Ça porte un nom un peu solennel : le soupir physiologique. Votre corps le fabrique tout seul, plusieurs fois par heure, sans vous demander votre avis. L'exercice consiste simplement à le déclencher quand vous en avez besoin, au lieu d'attendre qu'il arrive de lui-même. En atelier, je commence toujours par là. Si les participants ne gardent qu'un seul geste de la journée, autant que ce soit celui qu'ils s'approprient en une minute.
Vous le faites déjà sans le savoir
Regardez un enfant qui vient de pleurer longtemps. Sa respiration se calme par paliers, avec ces doubles inspirations saccadées, presque des hoquets, suivies d'un long relâchement. Vous faites la même chose la nuit, à intervalles réguliers, et vous n'en saurez jamais rien. Vous le faites aussi en refermant votre ordinateur après une réunion qui a mal tourné : ce soupir qui vous échappe, et que vos collègues prennent pour de l'agacement, est un réglage interne. La physiologie de la respiration décrit ce réflexe et son rôle dans les échanges gazeux. Ce qui me sert en séance est beaucoup plus modeste : le corps connaît déjà le mouvement, je n'ai rien à installer, j'ai juste à le rendre volontaire.
Le geste, en détail
Rien à compter, aucune durée à retenir. Le seul point technique est la deuxième inspiration, que presque tout le monde saute la première fois parce qu'elle a l'air inutile. Elle fait pourtant tout le travail. Prenez le temps de la sentir une fois, assise au calme, avant de l'emporter dans une journée pleine. Sinon vous produirez un gros soupir ordinaire en croyant avoir fait l'exercice, ce qui arrive à la moitié des gens dans mes ateliers.
01Assise ou debout, peu importe.

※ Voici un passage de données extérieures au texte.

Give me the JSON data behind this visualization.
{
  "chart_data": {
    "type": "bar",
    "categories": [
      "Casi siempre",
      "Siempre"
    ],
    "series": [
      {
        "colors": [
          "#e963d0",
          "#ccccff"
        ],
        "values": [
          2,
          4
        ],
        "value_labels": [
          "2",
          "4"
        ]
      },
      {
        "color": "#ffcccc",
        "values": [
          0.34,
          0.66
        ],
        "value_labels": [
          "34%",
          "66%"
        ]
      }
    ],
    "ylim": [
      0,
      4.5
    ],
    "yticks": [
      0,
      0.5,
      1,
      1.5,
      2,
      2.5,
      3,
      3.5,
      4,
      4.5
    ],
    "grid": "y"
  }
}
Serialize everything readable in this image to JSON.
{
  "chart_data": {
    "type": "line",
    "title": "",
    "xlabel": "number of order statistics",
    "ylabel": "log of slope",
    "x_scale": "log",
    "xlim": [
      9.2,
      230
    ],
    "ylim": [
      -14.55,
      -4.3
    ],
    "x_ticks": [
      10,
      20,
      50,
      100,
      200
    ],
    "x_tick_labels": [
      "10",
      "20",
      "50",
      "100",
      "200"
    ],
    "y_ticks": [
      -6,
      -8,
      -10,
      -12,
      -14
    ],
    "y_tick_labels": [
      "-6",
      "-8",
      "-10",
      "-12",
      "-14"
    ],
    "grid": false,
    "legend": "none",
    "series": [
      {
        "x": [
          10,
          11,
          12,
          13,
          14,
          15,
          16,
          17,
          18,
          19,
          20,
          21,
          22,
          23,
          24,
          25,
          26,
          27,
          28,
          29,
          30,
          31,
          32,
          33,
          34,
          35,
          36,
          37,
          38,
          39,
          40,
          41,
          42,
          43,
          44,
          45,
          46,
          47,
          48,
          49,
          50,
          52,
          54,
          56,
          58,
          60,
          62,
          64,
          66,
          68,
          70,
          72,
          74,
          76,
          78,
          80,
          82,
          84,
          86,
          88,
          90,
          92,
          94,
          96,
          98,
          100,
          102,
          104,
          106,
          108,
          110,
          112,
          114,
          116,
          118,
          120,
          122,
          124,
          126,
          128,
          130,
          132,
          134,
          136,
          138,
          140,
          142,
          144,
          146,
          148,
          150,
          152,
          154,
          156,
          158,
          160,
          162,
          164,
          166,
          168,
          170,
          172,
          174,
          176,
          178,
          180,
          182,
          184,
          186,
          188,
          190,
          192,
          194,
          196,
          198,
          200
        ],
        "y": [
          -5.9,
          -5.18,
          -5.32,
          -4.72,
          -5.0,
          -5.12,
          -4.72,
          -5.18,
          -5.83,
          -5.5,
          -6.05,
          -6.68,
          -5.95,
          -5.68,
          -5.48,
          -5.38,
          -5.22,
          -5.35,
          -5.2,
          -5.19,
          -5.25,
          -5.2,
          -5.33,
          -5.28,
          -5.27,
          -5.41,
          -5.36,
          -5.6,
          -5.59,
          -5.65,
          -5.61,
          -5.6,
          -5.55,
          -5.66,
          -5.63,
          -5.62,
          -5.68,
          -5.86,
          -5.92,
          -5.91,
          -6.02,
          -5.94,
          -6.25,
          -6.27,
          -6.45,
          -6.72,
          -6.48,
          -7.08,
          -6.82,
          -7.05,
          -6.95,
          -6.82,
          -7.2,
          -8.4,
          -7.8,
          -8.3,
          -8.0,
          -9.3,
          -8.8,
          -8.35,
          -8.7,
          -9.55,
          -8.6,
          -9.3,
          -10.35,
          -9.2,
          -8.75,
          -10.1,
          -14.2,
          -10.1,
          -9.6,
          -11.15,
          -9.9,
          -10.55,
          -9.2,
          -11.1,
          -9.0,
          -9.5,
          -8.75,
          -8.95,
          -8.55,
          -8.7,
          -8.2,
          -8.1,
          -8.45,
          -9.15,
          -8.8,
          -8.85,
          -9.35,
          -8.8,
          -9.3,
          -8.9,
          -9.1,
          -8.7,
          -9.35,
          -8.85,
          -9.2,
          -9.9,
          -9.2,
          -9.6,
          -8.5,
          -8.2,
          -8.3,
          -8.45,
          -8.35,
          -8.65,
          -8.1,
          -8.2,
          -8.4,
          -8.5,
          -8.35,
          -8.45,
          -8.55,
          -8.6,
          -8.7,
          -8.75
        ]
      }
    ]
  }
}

Laissez tomber les épaules, desserrez la mâchoire.
02Inspirez par le nez, calmement, jusqu'aux trois quarts de votre capacité environ. Pas de grande inspiration de plongeur.
03Sans expirer, ajoutez une deuxième inspiration par le nez, courte et vive, posée sur la première comme un petit sursaut.
04Relâchez par la bouche, lèvres à peine entrouvertes, longuement, sans pousser : à peu près deux fois plus long que l'inspiration.
05Une seconde de flottement. Puis recommencez, deux ou trois fois, ça suffit presque toujours.
Pourquoi ça descend si vite
Deux choses arrivent en même temps. La seconde inspiration, brève, va rouvrir de petits sacs d'air qui se sont affaissés au fil des heures passées à respirer court, penchée sur un écran, et l'expiration qui suit évacue mieux. Vient ensuite la longue expiration, qui est la partie qui parle au système nerveux : quand le souffle sort plus longtemps qu'il n'est entré, le rythme cardiaque ralentit et le corps en déduit que rien ne va lui tomber dessus dans la seconde. Dix secondes, quand une méditation assise en demande dix minutes. Je ne vous promets pas une journée sereine ni un caractère adouci, et pour être franche je me méfie de tout ce qui promet ça ; la mode du bien-être vend beaucoup de transformations intérieures à des gens qui voudraient surtout arrêter de serrer les dents à 16 h. Vous descendez d'un cran, tout de suite. Ce cran suffit souvent à ne pas répondre de travers.
Où le glisser dans une journée de travail
Juste avant de prendre la parole, pendant que quelqu'un finit sa phrase.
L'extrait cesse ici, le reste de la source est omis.